Silver sulfadiazine (Silvadene)

Silver sulfadiazine is used topically for dermal burns and is useful in the prevention of infections from second- or third-degree burns. It  has bactericidal activity against many gram-positive and gram-negative bacteria, including yeast.

Erythromycin ophthalmic (E-Mycin)

Erythromycin ophthalmic is used prophylactically to prevent infections following ocular burns. The ointment has a very low incidence of allergic reactions. Other possible agents include polymyxin B, bacitracin, and ciprofloxacin solutions.

Neomycin/polymyxin B/bacitracin topical (Neosporin Topical)

This agent is used topically for dermal burns and is useful in the prevention of infections from second- or third-degree burns. It has bactericidal activity against many gram-positive and gram-negative bacteria, including yeast. It is preferable for the face and visible areas.

Analgesics

Class Summary

Pain control is essential to quality patient care. Analgesics ensure patient comfort and have sedating properties, which are beneficial for patients who have sustained injuries to the eye.

Morphine is recommended in the ED. For outpatient treatment, combinations of hydrocodone or oxycodone and acetaminophen are usually sufficient. Codeine is not recommended. Patients placed on opiate analgesics should be cautioned not to drive or operate machinery.

Nonsteroidal anti-inflammatory drugs (NSAIDs) are most commonly used for the relief of mild to moderate pain. Although effects of NSAIDs in the treatment of pain tend to be patient specific, ibuprofen is usually the drug of choice for initial therapy. Other options include flurbiprofen, ketoprofen, and naproxen.

Morphine sulfate (Duramorph, Astramorph, MS Contin)

Morphine sulfate is the drug of choice for narcotic analgesia because of its reliable and predictable effects, safety profile, and ease of reversibility with naloxone. Morphine sulfate administered intravenously may be dosed in a number of ways and is commonly titrated until the desired effect is obtained. During the ED treatment of the acute burn, use it intravenously (preferred) or intramuscularly for moderate or severe pain.

Acetaminophen with oxycodone (Tylox, Percocet)

This drug combination indicated for the relief of moderate to severe pain. It is the drug of choice for aspirin-hypersensitive patients. Formulations of oxycodone/acetaminophen are available as follows: Tylox-5/500, Percocet-5/325, Percocet-7.5/500, Percocet-10/650.

Acetaminophen with hydrocodone (Vicodin, Lorcet, Lortab, Norco)

This drug combination is for outpatient use and is indicated for the relief of moderate to severe pain.

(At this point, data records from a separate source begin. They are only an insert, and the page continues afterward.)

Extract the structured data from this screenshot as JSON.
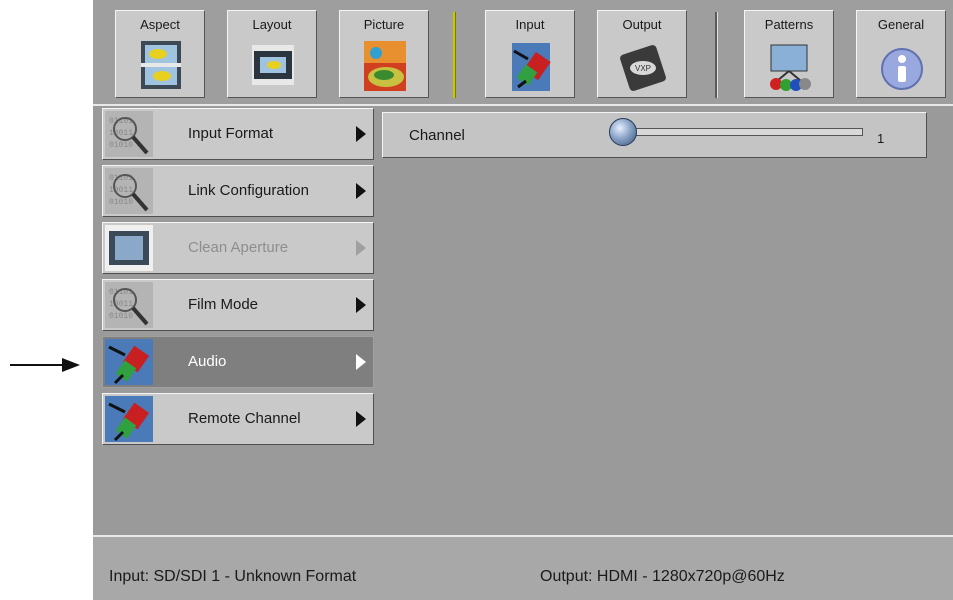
{
  "toolbar": {
    "items": [
      {
        "label": "Aspect",
        "icon": "aspect-icon"
      },
      {
        "label": "Layout",
        "icon": "layout-icon"
      },
      {
        "label": "Picture",
        "icon": "picture-icon"
      },
      {
        "label": "Input",
        "icon": "input-icon"
      },
      {
        "label": "Output",
        "icon": "output-icon"
      },
      {
        "label": "Patterns",
        "icon": "patterns-icon"
      },
      {
        "label": "General",
        "icon": "general-info-icon"
      }
    ]
  },
  "menu": {
    "items": [
      {
        "label": "Input Format",
        "icon": "magnifier-binary-icon",
        "state": "normal"
      },
      {
        "label": "Link Configuration",
        "icon": "magnifier-binary-icon",
        "state": "normal"
      },
      {
        "label": "Clean Aperture",
        "icon": "aperture-frame-icon",
        "state": "disabled"
      },
      {
        "label": "Film Mode",
        "icon": "magnifier-binary-icon",
        "state": "normal"
      },
      {
        "label": "Audio",
        "icon": "av-connector-icon",
        "state": "selected"
      },
      {
        "label": "Remote Channel",
        "icon": "av-connector-icon",
        "state": "normal"
      }
    ]
  },
  "channel": {
    "label": "Channel",
    "value": "1",
    "slider_fraction": 0.0
  },
  "status": {
    "input": "Input:   SD/SDI 1 - Unknown Format",
    "output": "Output: HDMI - 1280x720p@60Hz"
  },
  "colors": {
    "panel_bg": "#9a9a9a",
    "button_bg": "#c9c9c9",
    "selected_bg": "#7f7f7f",
    "disabled_text": "#8e8e8e"
  }
}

Formulations of hydrocodone/acetaminophen are available as follows: Vicodin-5/500, ES-7.5/750, HP-10/600 Lorcet-10/650, Plus-7.5/650 Lortab-2.5/500, 5/500, 7.5/500, 10/500 Norco-10/325. A typical elixirs contain 2.5 mg hydrocodone and 167 mg/mL acetaminophen.

Ibuprofen (Ibuprin, Advil, Motrin)

Ibuprofen is usually the drug of choice for the treatment of mild to moderate pain, if no contraindications exist. It inhibits inflammatory reactions and pain by decreasing the activity of the enzyme cyclooxygenase, resulting in the inhibition of prostaglandin synthesis. It is useful for outpatient oral use where nonsedating drugs are preferred. It also has the advantage of an anti-inflammatory effect.

Ketoprofen (Oruvail, Orudis, Actron)

Ketoprofen is used for the relief of mild to moderate pain and inflammation. Initially administer small dosages to patients with a small body size, elderly patients, and those with renal or liver disease. When administering this medication, doses higher than 75 mg do not increase therapeutic effects. Administer high doses with caution, and closely observe the patient for response.

Naproxen (Anaprox, Naprelan, Naprosyn)

Naproxen is used for the relief of mild to moderate pain. It inhibits inflammatory reactions and pain by decreasing the activity of the enzyme cyclooxygenase, resulting in a decrease of prostaglandin synthesis.

Decontaminants

Class Summary

These agents can help remove offending substances from the skin and minimize their caustic effects.

Polyethylene glycol

Polyethylene glycol is used as an aid in removing phenol or cresols. The desired agent is PEG 400 mixed 50:50 in water. Most hospitals are not likely to have this product. If it is not available, use bowel-cleansing products containing PEG.